Parameter Aliases Symbol used
Domain element type Uncompressed type, uncompressed data type τ_D
Domain size Number of possible values, support size, number of bitmaps k
Domain size Number of possible values, support size k
Bit container type τ_c
Column length Single bitmap length, uncompressed data length n

Variants

Arbitrary domain?

  • If the domain (the set of possible uncompressed values) is exactly 0..k-1, then the index of the bitmap with the on-bit is also the value of the column element. This is the simpler decompression.
  • For an arbitrary (but fixed-width) domain of values, we use a dictionary - similar to the one in the Dictionary compression scheme, but hard-fused into the implementation of the BITMAP scheme. The decomrpession will not write the bitmap index i, but rather look up and write dictionary[i], to the output

Infer last domain value bit? (Unsupported)

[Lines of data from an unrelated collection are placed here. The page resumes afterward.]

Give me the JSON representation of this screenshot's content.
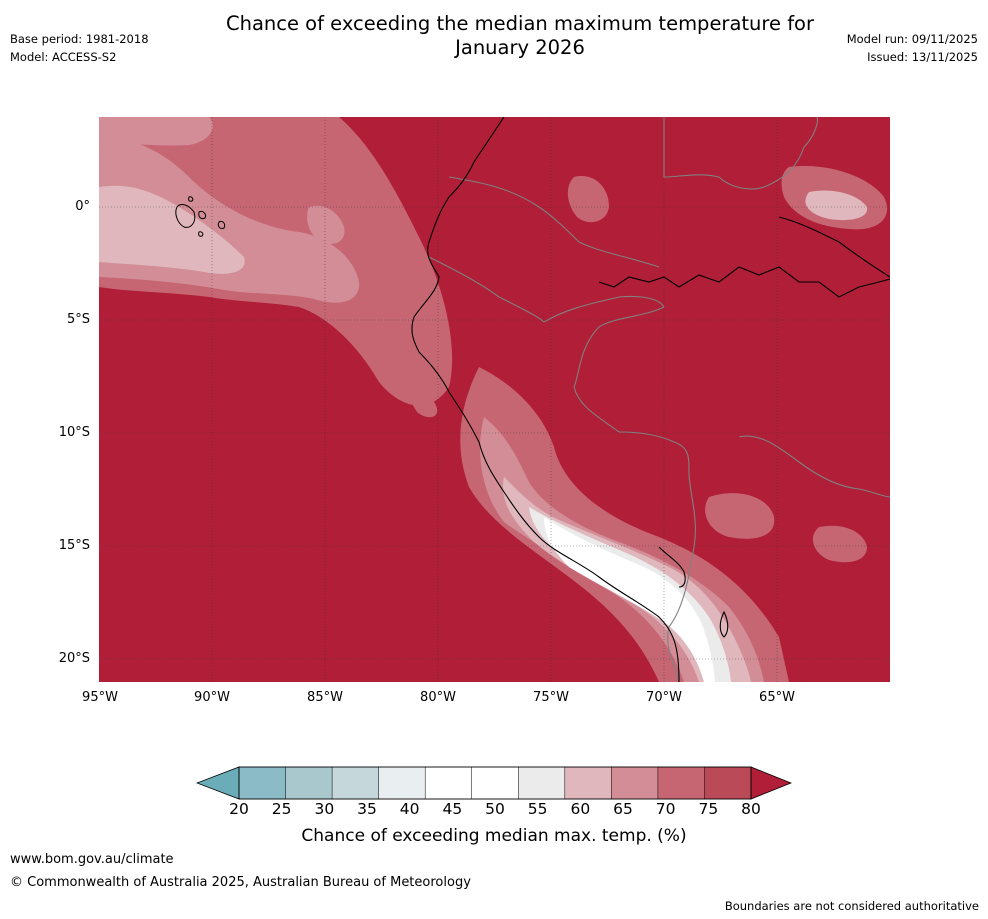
{
  "title": {
    "line1": "Chance of exceeding the median maximum temperature for",
    "line2": "January 2026"
  },
  "meta_left": {
    "base_period": "Base period: 1981-2018",
    "model": "Model: ACCESS-S2"
  },
  "meta_right": {
    "model_run": "Model run: 09/11/2025",
    "issued": "Issued: 13/11/2025"
  },
  "map": {
    "region": "Western South America and eastern Pacific",
    "lat_labels": [
      "0°",
      "5°S",
      "10°S",
      "15°S",
      "20°S"
    ],
    "lon_labels": [
      "95°W",
      "90°W",
      "85°W",
      "80°W",
      "75°W",
      "70°W",
      "65°W"
    ]
  },
  "colorbar": {
    "ticks": [
      "20",
      "25",
      "30",
      "35",
      "40",
      "45",
      "50",
      "55",
      "60",
      "65",
      "70",
      "75",
      "80"
    ],
    "colors": [
      "#6aacb8",
      "#8bbbc6",
      "#a9c8ce",
      "#c6d7dc",
      "#e9eff1",
      "#ffffff",
      "#ffffff",
      "#ebebec",
      "#dfb7bc",
      "#d28d97",
      "#c76673",
      "#bb4a58",
      "#b01e38"
    ],
    "label": "Chance of exceeding median max. temp. (%)"
  },
  "footer": {
    "url": "www.bom.gov.au/climate",
    "copyright": "© Commonwealth of Australia 2025, Australian Bureau of Meteorology",
    "disclaimer": "Boundaries are not considered authoritative"
  }
}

For a domain of size k, one only needs incidence bits for k-1 of the values, as those determine with certainty the value of the last bit. This is especially relevant when k=3 or k=2, in which one could save a full third or half of the storage space.

  • For k values, store all k bitmapsd - this variant is what's implemented
  • For k values, store the first k-1 bitmaps - this is not supported

Memory layout

  • The bits of each bitmap are packed into elements of type τ_c - "bit containers" - arranged within a container from the least to the most significant bit.
    • The last bit container may have some 'slack' bits if the bitmap length is not a multiple of the size-in-bits of τ_c; their value should be ignored.
  • The bitmaps are stored consecutively in memory, and all passed to the kernel using a single address.
  • Beginnings of bitmaps are aligned to a larger size than |τ_c|, typically to at least 32 bytes. There may be thus a gap between the last container of one bitmap and the first container of the next one.
  • For the arbitrary-domain variant: The dictionary entries are passed as their own array, with elements of type τ_D. There is no slack and no alignment gaps.

Links to the code

Notes

  • If we were to "weave together" the bitmaps, we would get a unary index into the dictionary. This illustrates how the BITMAP quickly becomes inefficient as the domain size increases - using about n*k / 8 bytes of storage instead of n * log(k)/8 with bit-resolution DICT and at most n * (1 + log(k)/8) with byte-resolution DICT.
  • Despite the inefficiency, for small values of k, this scheme allows for reasonable compression ratio, while making filtering or equi-joining with a constant very simple: One simply uses the appropriate single bitmap as the result.